Court Opinion

ID: 8470889
Source: CourtListenerOpinion
Date Created: 2022-11-05 12:13:07.229777+00
Date Added: 2024-06-11T16:49:18.931315
License: Public Domain

BERZON, Circuit Judge,
dissenting in part:
I dissent as to the retaliation claim regarding the 2006 suspension; otherwise I concur.
In my view, there was sufficient evidence regarding the 2006 suspension from which a reasonable jury could infer that a retaliatory motive was at work. Paul Weintraub admitted at his deposition that he harbored ill-feeling toward Davis because of the 1994 lawsuit. Weintraub was involved in the decision to suspend Davis for two days in 2006; he was interviewed about the Horne incident and informed the investigator of his distrust of Davis, even though, as he recognized in his deposition, his opinion of Davis had nothing to do with the event being investigated. Also, Wein-traub had approved Davis’s plan to meet with Horne before Horne began a rotation in Davis’s unit, a plan proposed because Davis would be away when Horne began work.
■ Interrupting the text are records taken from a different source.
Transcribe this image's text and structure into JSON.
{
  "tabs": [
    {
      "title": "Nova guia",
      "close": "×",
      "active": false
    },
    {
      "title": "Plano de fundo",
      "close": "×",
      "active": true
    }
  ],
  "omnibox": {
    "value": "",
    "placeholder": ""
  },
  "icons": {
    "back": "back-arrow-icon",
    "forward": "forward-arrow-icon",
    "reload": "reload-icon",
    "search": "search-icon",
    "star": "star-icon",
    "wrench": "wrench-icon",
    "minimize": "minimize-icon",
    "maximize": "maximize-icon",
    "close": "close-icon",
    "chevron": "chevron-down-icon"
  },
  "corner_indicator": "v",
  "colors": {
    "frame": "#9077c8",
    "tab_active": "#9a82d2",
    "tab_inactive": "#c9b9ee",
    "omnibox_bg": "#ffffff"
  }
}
The notion that the meeting was somehow seriously embarrassing to Horne could be seen as pretextual. The meeting *234was entirely private, and the investigation did not suggest that the mode of interaction was inappropriate. And, whether or not Horne made homophobic comments is on this record disputable; a reasonable jury could conclude that Davis believed in good faith that he did.
In sum, there is evidence from which a reasonable jury could conclude that an individual with a retaliatory motive influenced the decision, and that the reasons given for the decision were pretextual, thus bolstering the inference of retaliatory motive. I would therefore reverse the grant of summary judgment to the City of Seattle as to this one retaliation claim only, and would otherwise affirm.